Britain’s current decline is relative rather than absolute. The average citizen of today’s Britain is far richer than was the average citizen at the time of the British Empire. Other advanced economies have suffered from years of slow growth while Britain’s science and medical research boom. But the evidence of decline is too evident to ignore. Britain’s core political institutions are in a state of decay. In the past, big crises have produced great leaders, such as Lloyd George during World War I and Winston Churchill during World War II, but today’s politicians range among the mediocre. In a recent survey a quarter of Britons say they would vote for a far-right party because the mainstream parties have let them down. Economic growth has been slow since 2015 despite low interest rates and a fall in the value of the pound. Productivity growth has been marginal and real wages have been falling for a decade. A growing proportion of the population is trapped in a cut-throat economy, in which the young fear to be much worse off in future than their baby-boomer parents.

This is not the first time Britons have been gripped by fears about decline. In the 1890s they worried that America and Germany were replacing Britain as the workshop of the world. In the 1950s they worried that an old-fashioned establishment was strangling the forces of progress. The 1970s saw a particularly fierce debate, as the country was plagued by strikes and three-day weeks. But three aspects make today’s worries especially troublesome. The first is disappointment. For the past 40 years Britain felt that it had put decline behind it. Margret Thatcher, John Major, Tony Blair and David Cameron cemented the new consensus that economic growth, deregulation and privatisation were the key to permanent wealth increase. This was a huge benefit to the new elite that could pride itself that it was more progressive than the old one while stuffing its pockets with gold. But this new consensus also suffered from mounting problems. There was the problem of one-off windfalls: selling off council houses was wonderful for the tenants and the Treasury, but left Britain short of social housing. There was the problem of regional imbalance. The boom in financial services poured money into the south-east while the north remained in economic trouble. This Thatcher-Blair consensus finally ended with the financial crisis of 2008 and the Brexit vote of 2016.
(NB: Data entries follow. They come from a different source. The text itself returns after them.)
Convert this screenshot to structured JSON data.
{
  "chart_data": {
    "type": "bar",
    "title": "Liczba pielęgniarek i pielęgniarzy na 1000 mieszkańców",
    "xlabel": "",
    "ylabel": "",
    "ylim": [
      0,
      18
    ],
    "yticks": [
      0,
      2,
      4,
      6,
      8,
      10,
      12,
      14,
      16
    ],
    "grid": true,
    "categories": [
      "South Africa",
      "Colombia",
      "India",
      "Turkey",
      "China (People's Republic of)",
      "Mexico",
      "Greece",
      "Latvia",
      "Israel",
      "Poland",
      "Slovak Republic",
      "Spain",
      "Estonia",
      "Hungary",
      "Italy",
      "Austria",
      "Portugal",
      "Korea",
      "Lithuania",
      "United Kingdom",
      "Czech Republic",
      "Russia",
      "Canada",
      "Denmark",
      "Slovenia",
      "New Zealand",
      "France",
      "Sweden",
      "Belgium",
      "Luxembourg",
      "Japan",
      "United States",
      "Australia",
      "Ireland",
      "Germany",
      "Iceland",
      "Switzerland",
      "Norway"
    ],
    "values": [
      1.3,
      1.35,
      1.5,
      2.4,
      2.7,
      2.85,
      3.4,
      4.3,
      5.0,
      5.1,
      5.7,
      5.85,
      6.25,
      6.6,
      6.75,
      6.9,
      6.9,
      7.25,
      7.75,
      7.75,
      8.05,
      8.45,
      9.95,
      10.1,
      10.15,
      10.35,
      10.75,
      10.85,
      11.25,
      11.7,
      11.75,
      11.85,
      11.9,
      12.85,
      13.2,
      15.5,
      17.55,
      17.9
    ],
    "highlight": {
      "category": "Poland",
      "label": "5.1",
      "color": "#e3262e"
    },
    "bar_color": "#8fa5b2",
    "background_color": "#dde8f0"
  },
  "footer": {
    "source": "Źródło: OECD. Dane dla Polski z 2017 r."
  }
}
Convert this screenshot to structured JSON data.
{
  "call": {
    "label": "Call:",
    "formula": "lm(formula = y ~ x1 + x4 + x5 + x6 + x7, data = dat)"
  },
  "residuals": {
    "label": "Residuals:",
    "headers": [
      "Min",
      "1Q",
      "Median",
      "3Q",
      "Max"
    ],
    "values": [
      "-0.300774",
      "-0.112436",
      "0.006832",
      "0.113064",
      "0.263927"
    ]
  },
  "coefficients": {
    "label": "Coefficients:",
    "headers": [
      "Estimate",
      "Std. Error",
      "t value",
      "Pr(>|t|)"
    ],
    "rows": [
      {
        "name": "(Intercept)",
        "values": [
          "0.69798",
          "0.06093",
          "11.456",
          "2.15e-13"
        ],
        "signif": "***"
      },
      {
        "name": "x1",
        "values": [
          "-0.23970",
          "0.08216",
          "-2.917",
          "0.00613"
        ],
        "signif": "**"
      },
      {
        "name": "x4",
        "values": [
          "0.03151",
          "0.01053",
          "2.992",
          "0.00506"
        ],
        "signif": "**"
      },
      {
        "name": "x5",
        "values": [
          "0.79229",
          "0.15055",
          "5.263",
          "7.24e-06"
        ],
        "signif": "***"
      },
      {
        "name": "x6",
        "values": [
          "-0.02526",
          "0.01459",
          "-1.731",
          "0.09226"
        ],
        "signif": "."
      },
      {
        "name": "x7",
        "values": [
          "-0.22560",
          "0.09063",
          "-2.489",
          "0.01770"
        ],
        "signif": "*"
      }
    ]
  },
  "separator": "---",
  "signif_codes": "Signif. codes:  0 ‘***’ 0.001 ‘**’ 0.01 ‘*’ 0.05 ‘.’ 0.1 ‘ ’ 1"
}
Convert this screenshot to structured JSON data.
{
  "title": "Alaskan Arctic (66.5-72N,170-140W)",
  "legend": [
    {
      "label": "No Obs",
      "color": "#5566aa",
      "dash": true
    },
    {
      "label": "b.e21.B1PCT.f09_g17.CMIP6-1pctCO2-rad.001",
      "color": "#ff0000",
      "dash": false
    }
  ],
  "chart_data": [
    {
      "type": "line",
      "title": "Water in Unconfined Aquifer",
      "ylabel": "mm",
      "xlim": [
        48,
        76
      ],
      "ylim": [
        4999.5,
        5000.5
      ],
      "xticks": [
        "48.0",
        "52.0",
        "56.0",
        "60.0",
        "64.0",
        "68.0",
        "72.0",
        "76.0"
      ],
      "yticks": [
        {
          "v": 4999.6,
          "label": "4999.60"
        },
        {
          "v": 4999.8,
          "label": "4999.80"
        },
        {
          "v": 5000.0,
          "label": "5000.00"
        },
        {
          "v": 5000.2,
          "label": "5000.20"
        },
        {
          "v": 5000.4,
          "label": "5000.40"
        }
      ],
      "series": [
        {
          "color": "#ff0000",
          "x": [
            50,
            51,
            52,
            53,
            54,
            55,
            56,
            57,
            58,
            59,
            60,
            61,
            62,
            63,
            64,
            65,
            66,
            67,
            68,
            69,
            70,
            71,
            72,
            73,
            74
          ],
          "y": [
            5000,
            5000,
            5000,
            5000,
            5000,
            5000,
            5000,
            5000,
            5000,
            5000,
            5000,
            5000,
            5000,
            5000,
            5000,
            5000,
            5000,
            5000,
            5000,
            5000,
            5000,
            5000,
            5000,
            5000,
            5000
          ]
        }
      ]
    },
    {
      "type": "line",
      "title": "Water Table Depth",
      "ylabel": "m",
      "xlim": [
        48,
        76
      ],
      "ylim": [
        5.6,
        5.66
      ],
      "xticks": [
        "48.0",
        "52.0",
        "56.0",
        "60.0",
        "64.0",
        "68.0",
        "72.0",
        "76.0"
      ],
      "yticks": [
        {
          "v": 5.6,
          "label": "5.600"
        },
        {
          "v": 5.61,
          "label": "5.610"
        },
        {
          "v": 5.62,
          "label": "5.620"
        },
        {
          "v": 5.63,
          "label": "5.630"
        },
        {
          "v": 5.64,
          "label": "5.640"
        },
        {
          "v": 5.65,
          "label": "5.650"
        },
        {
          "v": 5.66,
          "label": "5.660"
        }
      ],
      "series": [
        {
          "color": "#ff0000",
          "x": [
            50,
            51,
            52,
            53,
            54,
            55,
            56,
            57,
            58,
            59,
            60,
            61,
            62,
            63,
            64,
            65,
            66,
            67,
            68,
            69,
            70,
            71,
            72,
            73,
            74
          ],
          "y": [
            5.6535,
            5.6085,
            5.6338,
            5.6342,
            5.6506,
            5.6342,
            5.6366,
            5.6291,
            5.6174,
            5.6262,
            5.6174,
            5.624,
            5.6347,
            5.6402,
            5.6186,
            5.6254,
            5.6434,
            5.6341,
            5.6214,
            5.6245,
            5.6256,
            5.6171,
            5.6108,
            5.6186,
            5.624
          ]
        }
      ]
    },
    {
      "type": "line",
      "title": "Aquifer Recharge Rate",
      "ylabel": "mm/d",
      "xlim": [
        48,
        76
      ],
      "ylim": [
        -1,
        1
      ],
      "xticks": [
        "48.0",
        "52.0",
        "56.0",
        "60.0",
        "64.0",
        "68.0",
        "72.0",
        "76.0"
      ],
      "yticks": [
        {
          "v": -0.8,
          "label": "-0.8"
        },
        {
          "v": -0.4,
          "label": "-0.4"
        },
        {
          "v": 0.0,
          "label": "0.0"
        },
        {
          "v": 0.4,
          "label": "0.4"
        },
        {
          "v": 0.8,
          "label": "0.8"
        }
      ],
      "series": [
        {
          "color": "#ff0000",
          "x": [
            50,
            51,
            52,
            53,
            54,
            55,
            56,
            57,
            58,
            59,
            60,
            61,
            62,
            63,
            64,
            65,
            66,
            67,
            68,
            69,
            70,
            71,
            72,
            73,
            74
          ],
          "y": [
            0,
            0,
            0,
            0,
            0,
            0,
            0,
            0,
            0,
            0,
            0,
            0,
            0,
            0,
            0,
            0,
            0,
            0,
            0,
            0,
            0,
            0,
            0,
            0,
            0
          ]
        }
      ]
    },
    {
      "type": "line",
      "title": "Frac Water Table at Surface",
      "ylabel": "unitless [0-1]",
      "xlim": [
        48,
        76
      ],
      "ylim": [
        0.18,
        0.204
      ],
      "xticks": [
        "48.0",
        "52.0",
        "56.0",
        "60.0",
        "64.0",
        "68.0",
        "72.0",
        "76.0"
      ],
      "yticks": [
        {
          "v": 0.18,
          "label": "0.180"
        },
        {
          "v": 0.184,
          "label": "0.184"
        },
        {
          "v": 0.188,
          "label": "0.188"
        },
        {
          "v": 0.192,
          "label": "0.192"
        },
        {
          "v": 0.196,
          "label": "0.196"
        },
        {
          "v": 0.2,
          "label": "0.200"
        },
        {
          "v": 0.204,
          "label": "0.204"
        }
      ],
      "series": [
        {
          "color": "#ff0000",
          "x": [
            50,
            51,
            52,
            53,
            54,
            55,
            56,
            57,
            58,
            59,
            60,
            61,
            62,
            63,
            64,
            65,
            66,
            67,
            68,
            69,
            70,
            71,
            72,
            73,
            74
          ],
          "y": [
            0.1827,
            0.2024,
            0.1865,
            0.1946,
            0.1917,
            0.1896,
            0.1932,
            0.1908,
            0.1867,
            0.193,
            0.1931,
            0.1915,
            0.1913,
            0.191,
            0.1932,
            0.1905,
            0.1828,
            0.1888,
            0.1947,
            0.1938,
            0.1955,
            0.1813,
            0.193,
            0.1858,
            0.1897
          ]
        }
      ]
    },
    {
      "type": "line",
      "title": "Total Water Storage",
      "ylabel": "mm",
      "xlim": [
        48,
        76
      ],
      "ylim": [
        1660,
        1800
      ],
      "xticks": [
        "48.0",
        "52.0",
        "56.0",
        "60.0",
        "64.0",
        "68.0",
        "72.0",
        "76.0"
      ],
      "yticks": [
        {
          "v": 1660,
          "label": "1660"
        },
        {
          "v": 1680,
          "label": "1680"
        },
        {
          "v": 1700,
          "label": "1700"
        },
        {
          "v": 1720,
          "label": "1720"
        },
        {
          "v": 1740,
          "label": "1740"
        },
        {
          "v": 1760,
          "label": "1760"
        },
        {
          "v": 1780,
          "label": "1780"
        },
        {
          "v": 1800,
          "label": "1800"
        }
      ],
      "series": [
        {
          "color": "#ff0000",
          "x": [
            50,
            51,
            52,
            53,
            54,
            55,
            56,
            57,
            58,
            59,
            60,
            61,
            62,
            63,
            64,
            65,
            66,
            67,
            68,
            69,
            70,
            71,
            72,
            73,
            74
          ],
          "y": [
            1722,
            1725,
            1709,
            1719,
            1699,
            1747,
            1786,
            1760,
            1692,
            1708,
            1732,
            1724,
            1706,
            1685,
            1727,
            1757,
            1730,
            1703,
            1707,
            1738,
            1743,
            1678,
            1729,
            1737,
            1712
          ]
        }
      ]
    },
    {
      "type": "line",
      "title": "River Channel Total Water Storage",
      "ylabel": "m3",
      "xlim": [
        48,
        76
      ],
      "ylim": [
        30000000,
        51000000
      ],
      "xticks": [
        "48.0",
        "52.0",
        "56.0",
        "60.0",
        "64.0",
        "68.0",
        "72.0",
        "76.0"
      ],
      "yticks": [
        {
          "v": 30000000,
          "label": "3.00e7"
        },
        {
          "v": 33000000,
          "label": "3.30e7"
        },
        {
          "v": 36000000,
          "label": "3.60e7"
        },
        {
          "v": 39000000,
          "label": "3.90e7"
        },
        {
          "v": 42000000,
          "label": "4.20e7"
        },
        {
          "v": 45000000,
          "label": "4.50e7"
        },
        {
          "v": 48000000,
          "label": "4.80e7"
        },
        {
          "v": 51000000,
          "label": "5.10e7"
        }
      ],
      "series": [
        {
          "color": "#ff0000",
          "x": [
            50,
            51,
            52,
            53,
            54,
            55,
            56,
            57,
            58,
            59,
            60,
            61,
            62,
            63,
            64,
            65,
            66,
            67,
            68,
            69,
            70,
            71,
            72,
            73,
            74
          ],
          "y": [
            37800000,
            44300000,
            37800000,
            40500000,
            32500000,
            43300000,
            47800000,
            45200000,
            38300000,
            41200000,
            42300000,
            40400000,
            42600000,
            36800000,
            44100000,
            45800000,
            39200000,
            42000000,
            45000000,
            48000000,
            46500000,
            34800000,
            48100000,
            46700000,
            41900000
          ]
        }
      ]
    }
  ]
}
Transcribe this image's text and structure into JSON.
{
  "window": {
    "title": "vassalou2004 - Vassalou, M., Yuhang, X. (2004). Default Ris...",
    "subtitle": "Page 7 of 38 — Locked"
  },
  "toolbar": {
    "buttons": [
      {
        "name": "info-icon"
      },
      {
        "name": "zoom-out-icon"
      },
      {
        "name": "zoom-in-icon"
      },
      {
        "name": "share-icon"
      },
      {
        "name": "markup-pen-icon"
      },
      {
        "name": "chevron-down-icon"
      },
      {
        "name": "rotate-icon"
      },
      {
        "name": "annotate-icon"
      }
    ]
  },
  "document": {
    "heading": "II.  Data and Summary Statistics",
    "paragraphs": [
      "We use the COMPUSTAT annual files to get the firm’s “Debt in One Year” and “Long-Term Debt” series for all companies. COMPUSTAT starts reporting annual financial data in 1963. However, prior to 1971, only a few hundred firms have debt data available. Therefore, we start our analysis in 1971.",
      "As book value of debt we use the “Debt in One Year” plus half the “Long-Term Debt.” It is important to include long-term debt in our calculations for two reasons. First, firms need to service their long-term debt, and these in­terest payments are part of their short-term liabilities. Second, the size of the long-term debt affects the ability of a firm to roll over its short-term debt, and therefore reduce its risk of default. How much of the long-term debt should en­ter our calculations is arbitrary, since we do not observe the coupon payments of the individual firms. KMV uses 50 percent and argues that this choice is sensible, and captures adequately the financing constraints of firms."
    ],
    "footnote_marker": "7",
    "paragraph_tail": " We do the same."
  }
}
The second problem Britain is facing is the lack of collective agreement in deciding to leave the European Union. Brexit was driven by a particular combination of despair about the way the old consensus had left so many people behind and of optimism that by freeing itself from the EU Britain would be able to reignite its growth engine. The despair was probably justified, but the optimism definitely not because most of Britain’s problems are internally generated. There is nothing about membership in the EU that prevents British entrepreneurs from trading with the rest of the world. Indeed the EU has just signed a trade deal with Japan and is negotiating with the USA about lowering trade barriers. Most economists predict that any version of Brexit – hard or soft – will depress Britain’s growth rate. If Britain leaves without a deal, the consequences will be dramatic. The Brexit secretariat is already drawing up contingency plans to stockpile medicine and food and put electricity generators on barges in the Irish Sea. The third problem is that of compounded error. Irresponsible politicians may well feed the people’s appetites for populist and nationalistic decisions. The Brexit debacle has already injected the poisonous charge of betrayal into the heart of politics. Tony Blair said that politics at the moment is about either riding the anger of finding the answer. The trouble is that fresh answers are hard to find and the anger is mounting daily.